Июнь был необыкновенно жаркий. Вода в реке, как парное молоко. Все загорели, как черти. Когда в троллейбусе баба Зина увидела негра, которого отродясь не видывала раньше в Воложилине, она вполне искренне посочувствовала ему: «Бедный! Загорел-то как!»
Когда по реке проходил теплоход, дети бросались в воду качаться на волнах. Волны накатывались на песок, а когда вода отступала, песок был похож на женскую кожу.
– Очень похоже на твою, – сказал Мурлов. Фаина быстро поцеловала его, а он радостно улыбнулся и попросил: – Еще!
Фаина смотрела в небо, и ей было до того хорошо, что не хотелось даже лезть в воду, хотя и лежать под солнцем уже не было сил.
Возвращаясь с пляжа, они зашли в блинную, взяли по три порции блинов с медом и клюквой и по два стакана чаю.
– Какой сегодня замечательный день, – сказала Фаина. – Это надо как-то отметить. Пойдем ко мне, у меня есть бутылочка «Алазанской долины».
Это был их день, их вечер, их ночь. И все было замечательно. И утром он спал, и улыбался во сне, а она целовала, нет, едва прикасалась своими мягкими губами к его слегка щетинистой щеке и повторяла чуть слышно: «Милый. Милый».
В июле они решили лететь в отпуск на юг. Перспектива вместе провести целый месяц, не прячась по углам, на море, вдали от всего и от всех – радужная перспектива. И вот они летят в Адлер. Сидят рядом в креслах, рука в руке.
Первые пять-шесть дней они провели в трех местах: затемненная комнатка, базарчик, пляж. Мурлов был счастлив и ненасытен – его радовало, когда в четыре утра под окном оглушительно орал рыжий петух. Фаина ворчала:
– Опять этот гад. Отруби ему завтра башку.
А Мурлов тут же спешил ее успокоить, а потом расслабленно заверить, что завтра разберется с этих горлопаном. Каждый вечер он вспоминал, что опять забыл о петухе, и само слово «петух» стало действовать на них возбуждающе и требовало очередной порции успокоительных услад. Мурлова они действительно успокаивали, и, поговорив о том, о сем, он сладко засыпал, посапывая и улыбаясь во сне. Но Фаина, увы, не становилась спокойней от такой приятной, но мелкотравчатой, как ей иногда казалось, жизни. Впрочем, она не подавала виду, а Мурлов этого, естественно, не замечал. Фаина долго не могла заснуть, и всякий раз пыталась разобраться в своих чувствах, но ей не хватало запалу, и она незаметно засыпала, так ни в чем и не разобравшись. А потом орал петух в четыре утра, и ей тут же хотелось вневременной, между явью и сном, неги, хотелось таять и растворяться друг в друге, как ночь в утре, любить и быть любимой, она бормотала: «Опять этот гад! Отруби ему завтра башку», – и благодаря петуху, все повторялось сначала, и весь день потом раскручивался, как гигантская стрелка, ход которой анализировать бессмысленно.

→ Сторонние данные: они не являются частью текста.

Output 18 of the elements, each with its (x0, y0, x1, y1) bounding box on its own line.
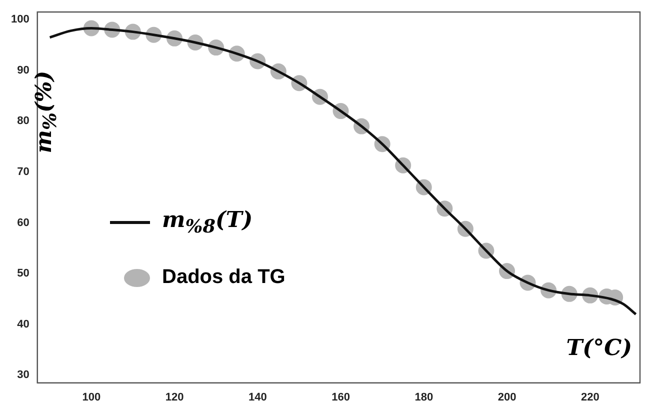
legend-label: Dados da TG (162, 266, 286, 289)
y-tick-label: 100 (10, 14, 30, 26)
y-tick-label: 60 (17, 216, 30, 229)
x-axis-title: T(°C) (566, 335, 632, 361)
y-tick-label: 70 (17, 166, 30, 178)
y-tick-label: 80 (17, 115, 30, 128)
y-tick-label: 90 (17, 64, 30, 76)
y-tick-label: 30 (17, 369, 30, 382)
x-tick-label: 100 (82, 391, 101, 404)
y-tick-label: 50 (17, 268, 30, 280)
x-tick-label: 160 (332, 391, 350, 404)
y-tick-label: 40 (17, 318, 30, 330)
x-tick-label: 200 (498, 391, 516, 404)
x-tick-label: 140 (248, 391, 267, 404)
legend-label: m$_{%8}$(T) (162, 207, 253, 238)
x-tick-label: 120 (165, 391, 184, 404)
x-tick-label: 220 (580, 391, 600, 404)
x-tick-label: 180 (414, 391, 434, 404)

Фаина и Мурлов были абсолютно не приспособлены к жизни. Фаина всю жизнь росла под присмотром хорошо оплачиваемой и доброй няни, как домашний цветок в горшочке. Она открывала глаза – на тележке, как во французском фильме, дымился кофе, а закрывала – и не вспоминала, какие дела не доделала, и с чего начать завтра утро. Единственное, что она делала регулярно и со старанием, – перебирала книги, протирала их от пыли, сортировала по авторам, по темам, по меняющимся с годами увлечениям. Впрочем, как вскипятить чай, заварить кофе, намазать бутерброд, сварить сосиски или поджарить глазунью – в общих чертах она знала. Мурлов, разумеется, имел более широкий кругозор кулинарных познаний, основанный на пяти с половиной годах самостоятельной студенческой жизни: он мог сварить молочный суп, манную кашу, те же сосиски, и даже с тушеной капустой, сжарить картошку, и сварить настоящую тройную уху – этому он научился в детстве от деда.